Accelerate the solving for graph with lots of equivalent motifs. It is generally a good option to enable.
Default value:
multishot_motif_search = True
### biclique lowerbound maxnei
Optimization on biclique lowerbound computation. Can be costly. Deactivate with 2. With value at n, up to n neighbors are considered.
Default value:
biclique_lowerbound_maxnei = 2
### clingo options
Arbitrary parameters to give to clingo (note that some, like multithreading or optmode, may already be set by other options).
Default value:
clingo_options = {}
Give a particular configuration for bicliques search:
clingo_options = {'no-star-biclique': '--configuration=handy'}
### clingo multithreading
Number of CPU available to clingo, or 0 for autodetect number of CPU.
Default value:
clingo_multithreading = 1
Use as many thread there are available CPU:
clingo_multithreading = 0
Specify a competing search between 4 threads:
clingo_multithreading = '4,compete'
### parallel cc compression
To use to compress connected components in different processes.
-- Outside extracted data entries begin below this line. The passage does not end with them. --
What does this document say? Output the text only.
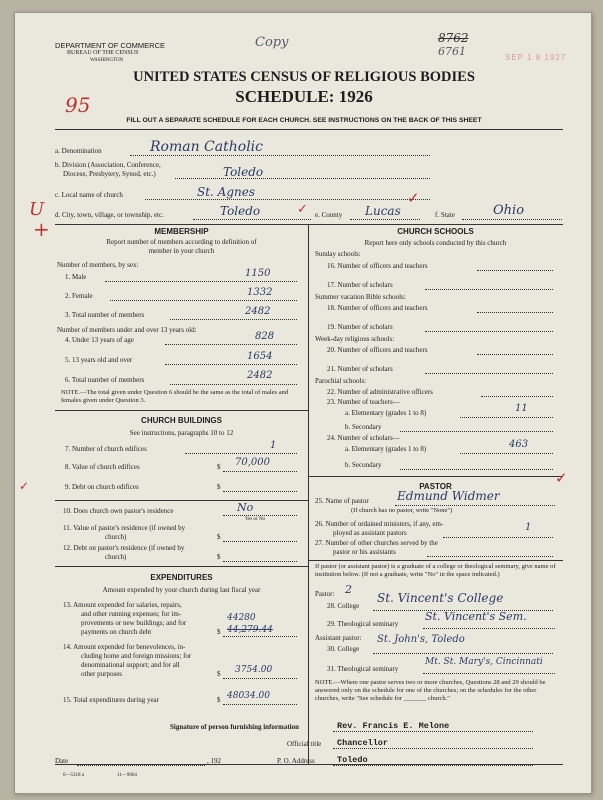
DEPARTMENT OF COMMERCE
BUREAU OF THE CENSUS
WASHINGTON
Copy	8762
6761	SEP 1 8 1927
UNITED STATES CENSUS OF RELIGIOUS BODIES
SCHEDULE: 1926
95
FILL OUT A SEPARATE SCHEDULE FOR EACH CHURCH. SEE INSTRUCTIONS ON THE BACK OF THIS SHEET
a. Denomination	Roman Catholic
b. Division (Association, Conference,
Diocese, Presbytery, Synod, etc.)	Toledo
c. Local name of church	St. Agnes
U
+
d. City, town, village, or township, etc.	Toledo	✓ e. County Lucas
✓
f. State	Ohio
MEMBERSHIP
Report number of members according to definition of
member in your church
Number of members, by sex:
1. Male	1150
2. Female	1332
3. Total number of members	2482
Number of members under and over 13 years old:
4. Under 13 years of age	828
5. 13 years old and over	1654
6. Total number of members	2482
NOTE.—The total given under Question 6 should be the same as the total of males and females given under Question 3.
CHURCH BUILDINGS
See instructions, paragraphs 10 to 12
7. Number of church edifices	1
8. Value of church edifices	$ 70,000
9. Debt on church edifices	$
✓
10. Does church own pastor's residence	No
Yes or No
11. Value of pastor's residence (if owned by
church)	$
12. Debt on pastor's residence (if owned by
church)	$
EXPENDITURES
Amount expended by your church during last fiscal year
13. Amount expended for salaries, repairs,
and other running expenses; for im-
provements or new buildings; and for
payments on church debt	$
44280
44,279.44
14. Amount expended for benevolences, in-
cluding home and foreign missions; for
denominational support; and for all
other purposes	$ 3754.00
15. Total expenditures during year	$ 48034.00
CHURCH SCHOOLS
Report here only schools conducted by this church
Sunday schools:
16. Number of officers and teachers
17. Number of scholars
Summer vacation Bible schools:
18. Number of officers and teachers
19. Number of scholars
Week-day religious schools:
20. Number of officers and teachers
21. Number of scholars
Parochial schools:
22. Number of administrative officers
23. Number of teachers—
a. Elementary (grades 1 to 8)	11
b. Secondary
24. Number of scholars—
a. Elementary (grades 1 to 8)	463
b. Secondary
PASTOR
25. Name of pastor Edmund Widmer
✓
(If church has no pastor, write "None")
26. Number of ordained ministers, if any, em-
ployed as assistant pastors	1
27. Number of other churches served by the
pastor or his assistants
If pastor (or assistant pastor) is a graduate of a college or theological seminary, give name of institution below. (If not a graduate, write "No" in the space indicated.)
Pastor: 2
28. College
St. Vincent's College
29. Theological seminary
St. Vincent's Sem.
Assistant pastor:
30. College
St. John's, Toledo
31. Theological seminary
Mt. St. Mary's, Cincinnati
NOTE.—Where one pastor serves two or more churches, Questions 28 and 29 should be answered only on the schedule for one of the churches; on the schedules for the other churches, write "See schedule for _______ church."
Signature of person furnishing information	Rev. Francis E. Melone
Official title Chancellor
Date	, 192	P. O. Address	Toledo
6—5318 a	11—9064
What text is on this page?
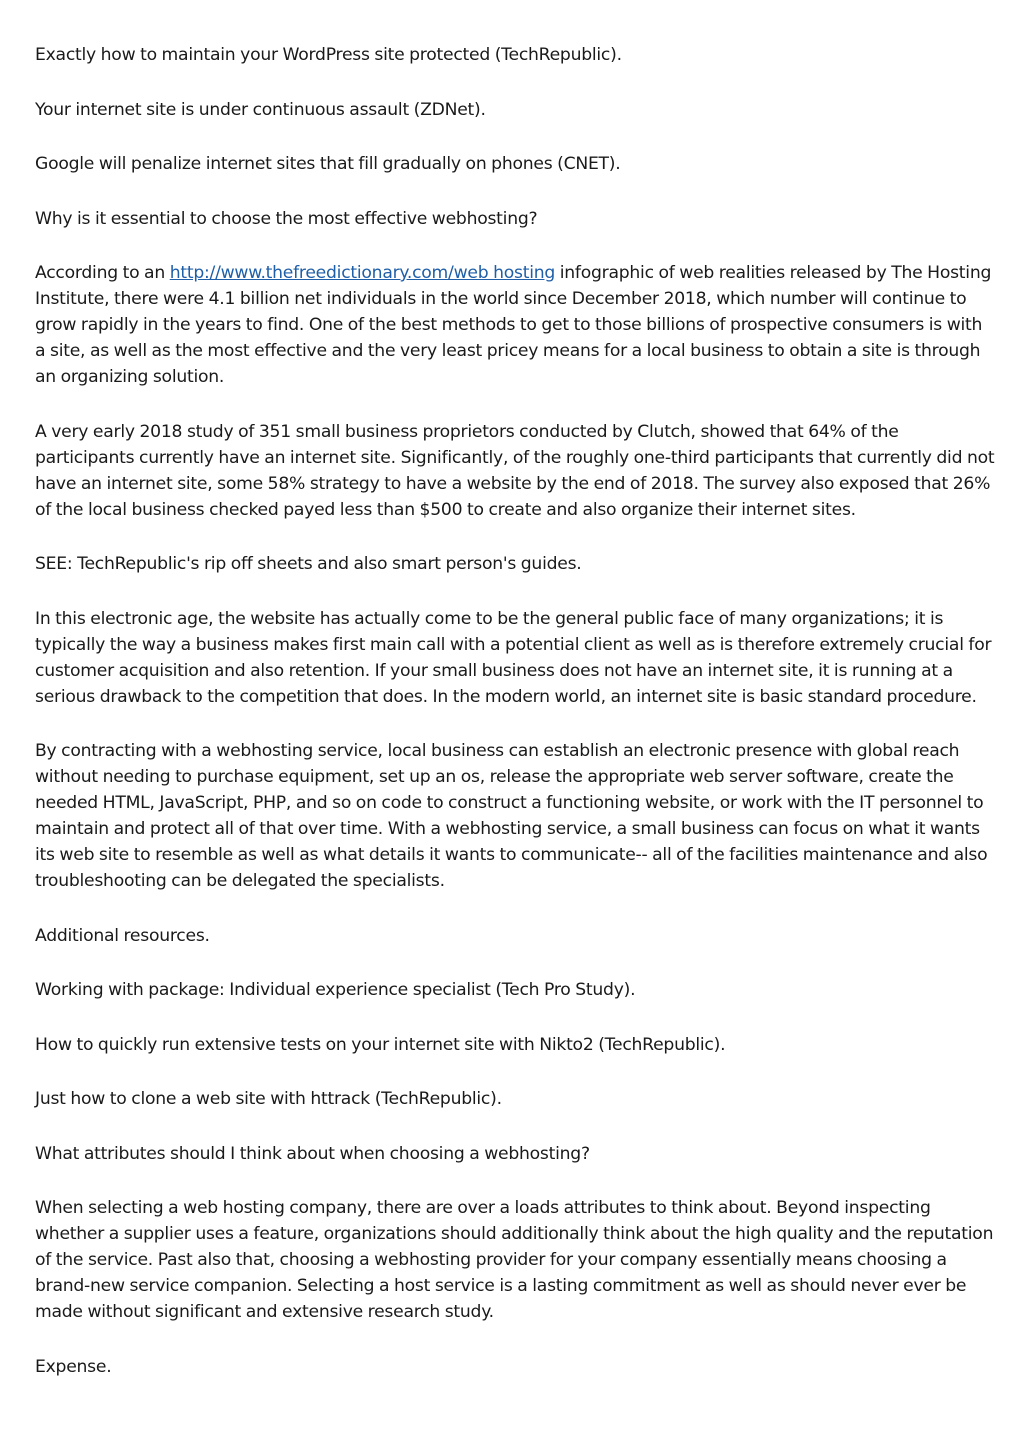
Exactly how to maintain your WordPress site protected (TechRepublic).

Your internet site is under continuous assault (ZDNet).

Google will penalize internet sites that fill gradually on phones (CNET).

Why is it essential to choose the most effective webhosting?

According to an http://www.thefreedictionary.com/web hosting infographic of web realities released by The Hosting Institute, there were 4.1 billion net individuals in the world since December 2018, which number will continue to grow rapidly in the years to find. One of the best methods to get to those billions of prospective consumers is with a site, as well as the most effective and the very least pricey means for a local business to obtain a site is through an organizing solution.

A very early 2018 study of 351 small business proprietors conducted by Clutch, showed that 64% of the participants currently have an internet site. Significantly, of the roughly one-third participants that currently did not have an internet site, some 58% strategy to have a website by the end of 2018. The survey also exposed that 26% of the local business checked payed less than $500 to create and also organize their internet sites.

SEE: TechRepublic's rip off sheets and also smart person's guides.

In this electronic age, the website has actually come to be the general public face of many organizations; it is typically the way a business makes first main call with a potential client as well as is therefore extremely crucial for customer acquisition and also retention. If your small business does not have an internet site, it is running at a serious drawback to the competition that does. In the modern world, an internet site is basic standard procedure.

By contracting with a webhosting service, local business can establish an electronic presence with global reach without needing to purchase equipment, set up an os, release the appropriate web server software, create the needed HTML, JavaScript, PHP, and so on code to construct a functioning website, or work with the IT personnel to maintain and protect all of that over time. With a webhosting service, a small business can focus on what it wants its web site to resemble as well as what details it wants to communicate-- all of the facilities maintenance and also troubleshooting can be delegated the specialists.

Additional resources.

Working with package: Individual experience specialist (Tech Pro Study).

How to quickly run extensive tests on your internet site with Nikto2 (TechRepublic).

Just how to clone a web site with httrack (TechRepublic).

What attributes should I think about when choosing a webhosting?

When selecting a web hosting company, there are over a loads attributes to think about. Beyond inspecting whether a supplier uses a feature, organizations should additionally think about the high quality and the reputation of the service. Past also that, choosing a webhosting provider for your company essentially means choosing a brand-new service companion. Selecting a host service is a lasting commitment as well as should never ever be made without significant and extensive research study.

Expense.
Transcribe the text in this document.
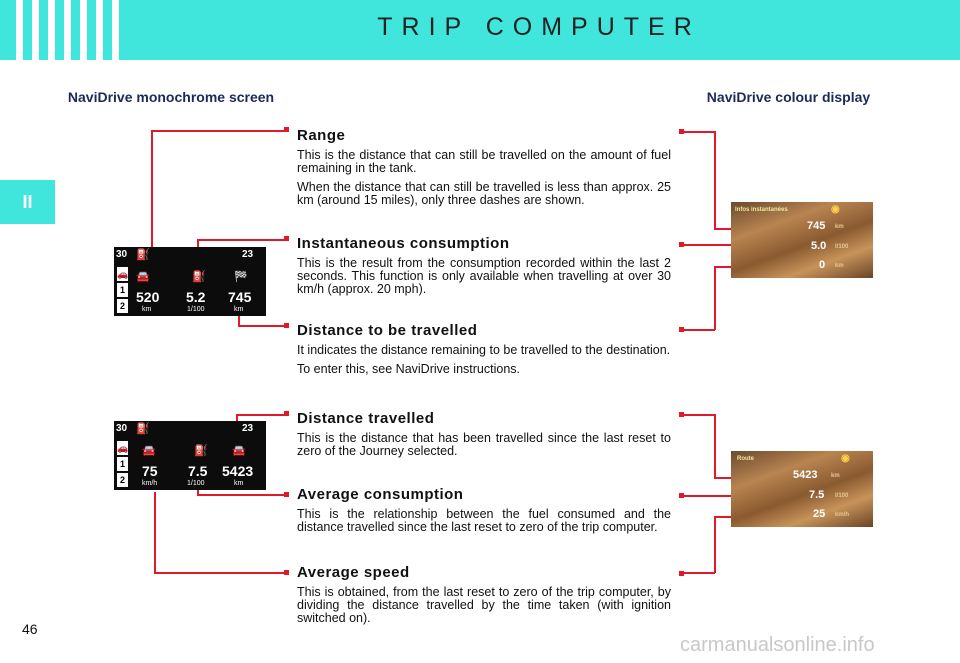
TRIP COMPUTER
II
NaviDrive monochrome screen	NaviDrive colour display
Range

This is the distance that can still be travelled on the amount of fuel remaining in the tank.

When the distance that can still be travelled is less than approx. 25 km (around 15 miles), only three dashes are shown.

Instantaneous consumption

This is the result from the consumption recorded within the last 2 seconds. This function is only available when travelling at over 30 km/h (approx. 20 mph).

Distance to be travelled

It indicates the distance remaining to be travelled to the destination.

To enter this, see NaviDrive instructions.

Distance travelled

This is the distance that has been travelled since the last reset to zero of the Journey selected.

Average consumption

This is the relationship between the fuel consumed and the distance travelled since the last reset to zero of the trip computer.

Average speed

This is obtained, from the last reset to zero of the trip computer, by dividing the distance travelled by the time taken (with ignition switched on).

30 ⛽	23
🚗
1
2
🚘	⛽	🏁
520 5.2 745
km	1/100	km
30 ⛽	23
🚗
1
2
🚘	⛽ 🚘
75 7.5 5423
km/h	1/100	km
Infos instantanées	◉
745 km
5.0 l/100
0 km
Route	◉
5423 km
7.5 l/100
25 km/h
46
carmanualsonline.info
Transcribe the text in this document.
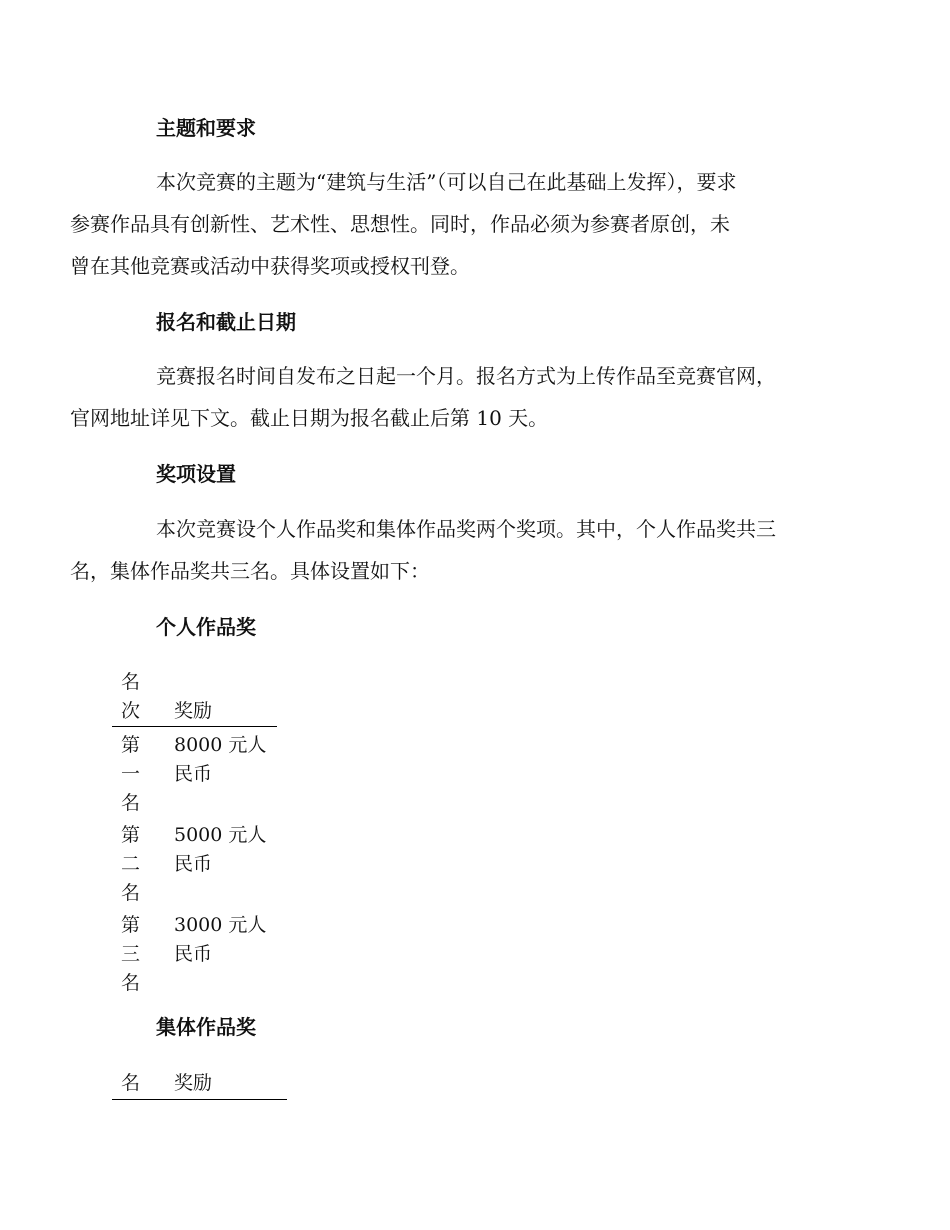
主题和要求

本次竞赛的主题为“建筑与生活”（可以自己在此基础上发挥），要求
参赛作品具有创新性、艺术性、思想性。同时，作品必须为参赛者原创，未
曾在其他竞赛或活动中获得奖项或授权刊登。

报名和截止日期

竞赛报名时间自发布之日起一个月。报名方式为上传作品至竞赛官网，
官网地址详见下文。截止日期为报名截止后第 10 天。

奖项设置

本次竞赛设个人作品奖和集体作品奖两个奖项。其中，个人作品奖共三
名，集体作品奖共三名。具体设置如下：

个人作品奖
名
次 奖励
第
一
名
8000 元人
民币
第
二
名
5000 元人
民币
第
三
名
3000 元人
民币
集体作品奖
名 奖励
Default value (optimized in memory):
parallel_cc_compression = 1
Compress with 4 processes :
parallel_cc_compression = 4
Compress with one process for each connected component :
parallel_cc_compression = 0
### use star motif
Two different motifs for stars and bicliques, so the search space for bicliques is smaller. Yields good performance improvements on big graphs.
Default value:
use_star_motif = True
### optimize for memory
When possible, prefer memory over CPU.
Default value:
optimize_for_memory = False
### graph filtering
Ignore edges dynamically determined as impossible to compress.
Default value:
graph_filtering = True
### keep single nodes
If a node is found to be alone in its connected component, it will be kept nonetheless.
Default value:
keep_single_nodes = True
### parallel motif search
Use multithreading to search for all motifs in the same time, instead of sequentially.
Interestingly, this yields very poor results, and it's even worse with multiprocessing.
parallel_motif_search = False
### motif type order
Define in which order the motifs are searched, e.g. cliques, then bicliques then stars.
motif_type_order = star,clique,non-star-biclique,biclique
Instead of expliciting the exact motif names and order, it is also possible to specify a bound-based order:
motif_type_order = greatest-upperbound-first
Or any variation with `worst`, `lowerbound` and `last`.
Graph compression.
Note that this is a full reimplementation of PowerGrASP,
taking advantage of ASP and Python lifting and simplifications.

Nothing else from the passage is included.